Like TheShen, he predicted that it would go bust.
He was banned by administrators which is what likely will happen to TheShen in time.
JOG is now valued at nearly four times its value at that time.
You have to ask yourself what kind of person would claim that I am nursing massive losses without his having any knowledge of the prices at which I had invested in this company.
I admit that I am making a loss.
I was on the verge of buying some more for 0.3 p.
It's a pity that I didn't, because I would now be in healthy profit overall.
As it is, overall my investment is showing a loss of 12.5 percent.
Anyone can deduce from the fact that the price was 2.75p only 3 months ago that I have in recent months been in profit more than in loss for some time.
Even if I were the unscrupulous and devilish character that TheShen makes me out to be, it's amazing that anyone would suggest that I would go to such lengths in order to erase a 12.5 percent loss.
The question I'm asking myself is: where does this Shen come from?
He arrived on LSE 7 weeks ago and has posted comments only on companies with an interest in Barryroe.
Is it really believable that he has no former incarnation on the LSE forum?

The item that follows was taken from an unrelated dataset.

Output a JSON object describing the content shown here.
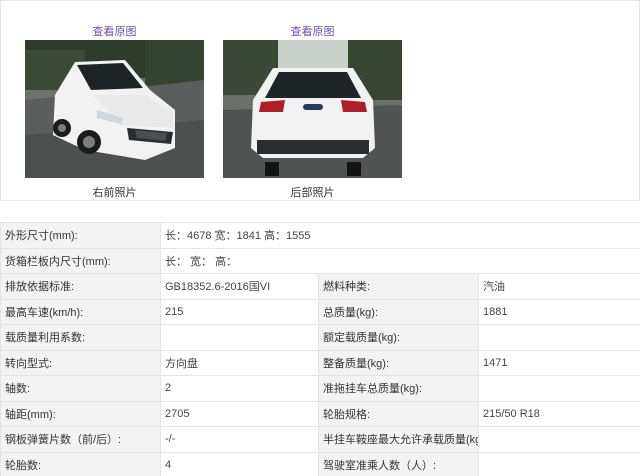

Is it really believable that he started predicting that companies would go bust and making his accusations against long term investors just 7 weeks ago?
Hello LONGWAIT,I do not post on this board but I do read it and the ADVFN boards.I find the suppositions and the sytax submitted by your said critic very similar to a poster with the name of Bones698 from the LOGP discussion board on the ADVFN site.Coincidentally Bones698 last posted on 21/12/20 just before TheShen started to post on LSE.I have read his posts but I do not know his cicumstances.In my judgement ,you are very fair and reasonable poster LONGWAIT.
Thanks Zephra and well spotted!
Yes - you are right: TheShen (LSE) = bones698 (advfn)
'sad really' isn't it?
'sad really' is just one of the giveaways of his writing style.
So what can we say about him now that we know his identity?
Well, over on advfn he has been saying that he enjoys seeing people lose money by investing in LOGP, which entirely substantiates the allegations I made that he enjoys upsetting people and that what he is doing is akin to various anti-social activities.
He also denied that he had lost money by investing in LOGP: he said he had never invested in it but that he had shorted it a couple of times.
It's nice to have a self-confessed LOGP shorter on this forum!
I agree with you that the general writing style of these two posters is very similar, but there is another fact that suggests strongly that the two of them are one and the same:
Twelve minutes after you had unmasked him, he posted a comment in the same thread without acknowledging his unmasking and without denying that he is indeed bones698.
Here's one other thought: over on advfn on the LOGP pages, he boasted that he had been proven right about JOG and that he had posted comments to that effect somewhere.
Now is that not curious?
In my last post, I started off by talking about TriggersaysDave and his prediction that JOG would go bust.
JOG shares are 227.5p.
I would be interested to know where bones698/TheShen posted his comments about JOG.